Book Synopsis Metaphor and Thought by : Andrew Ortony
Download or read book Metaphor and Thought written by Andrew Ortony and published by Cambridge University Press. This book was released on 1993-11-26 with total page 700 pages. Available in PDF, EPUB and Kindle. Book excerpt: Metaphor and Thought, first published in 1979, reflects the surge of interest in and research into the nature and function of metaphor in language and thought. In this revised and expanded second edition, the editor has invited the contributors to update their original essays to reflect any changes in their thinking. Reorganised to accommodate the shifts in central theoretical issues, the volume also includes six new chapters that present important and influential fresh ideas about metaphor that have appeared in such fields as the philosophy of language and the philosophy of science, linguistics, cognitive and clinical psychology, education and artificial intelligence.
Book Synopsis Mathematical Reasoning by : Lyn D. English
Download or read book Mathematical Reasoning written by Lyn D. English and published by Routledge. This book was released on 2013-04-03 with total page 407 pages. Available in PDF, EPUB and Kindle. Book excerpt: How we reason with mathematical ideas continues to be a fascinating and challenging topic of research--particularly with the rapid and diverse developments in the field of cognitive science that have taken place in recent years. Because it draws on multiple disciplines, including psychology, philosophy, computer science, linguistics, and anthropology, cognitive science provides rich scope for addressing issues that are at the core of mathematical learning.
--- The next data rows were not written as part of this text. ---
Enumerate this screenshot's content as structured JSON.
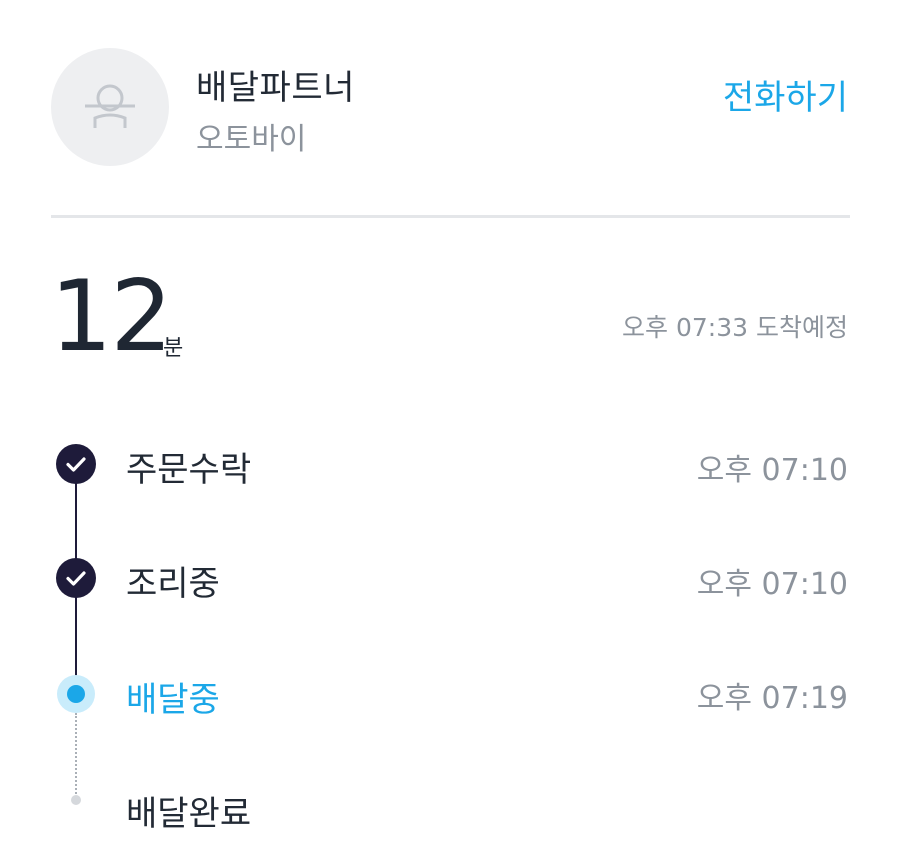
{
  "rider": {
    "name": "배달파트너",
    "vehicle": "오토바이",
    "call_label": "전화하기",
    "avatar_icon": "person-icon"
  },
  "eta": {
    "minutes": "12",
    "unit": "분",
    "arrival": "오후 07:33 도착예정"
  },
  "steps": [
    {
      "label": "주문수락",
      "time": "오후 07:10",
      "status": "done",
      "icon": "check-icon"
    },
    {
      "label": "조리중",
      "time": "오후 07:10",
      "status": "done",
      "icon": "check-icon"
    },
    {
      "label": "배달중",
      "time": "오후 07:19",
      "status": "active"
    },
    {
      "label": "배달완료",
      "time": "",
      "status": "pending"
    }
  ],
  "colors": {
    "accent": "#1ba7e8",
    "done": "#1e1b3a",
    "muted": "#8c939c",
    "text": "#222a35"
  }
}
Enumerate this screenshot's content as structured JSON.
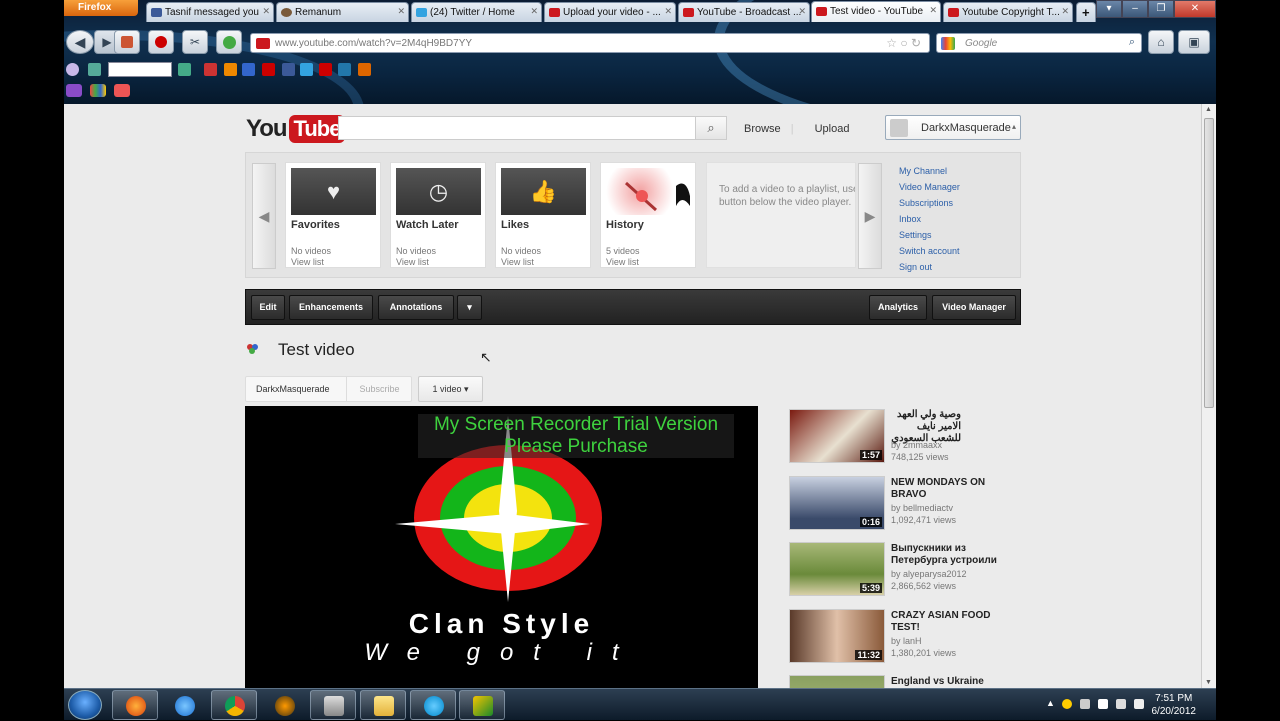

Drawing upon the interdisciplinary nature of cognitive science, this book presents a broadened perspective on mathematics and mathematical reasoning. It represents a move away from the traditional notion of reasoning as "abstract" and "disembodied", to the contemporary view that it is "embodied" and "imaginative." From this perspective, mathematical reasoning involves reasoning with structures that emerge from our bodily experiences as we interact with the environment; these structures extend beyond finitary propositional representations. Mathematical reasoning is imaginative in the sense that it utilizes a number of powerful, illuminating devices that structure these concrete experiences and transform them into models for abstract thought. These "thinking tools"--analogy, metaphor, metonymy, and imagery--play an important role in mathematical reasoning, as the chapters in this book demonstrate, yet their potential for enhancing learning in the domain has received little recognition. This book is an attempt to fill this void. Drawing upon backgrounds in mathematics education, educational psychology, philosophy, linguistics, and cognitive science, the chapter authors provide a rich and comprehensive analysis of mathematical reasoning. New and exciting perspectives are presented on the nature of mathematics (e.g., "mind-based mathematics"), on the array of powerful cognitive tools for reasoning (e.g., "analogy and metaphor"), and on the different ways these tools can facilitate mathematical reasoning. Examples are drawn from the reasoning of the preschool child to that of the adult learner.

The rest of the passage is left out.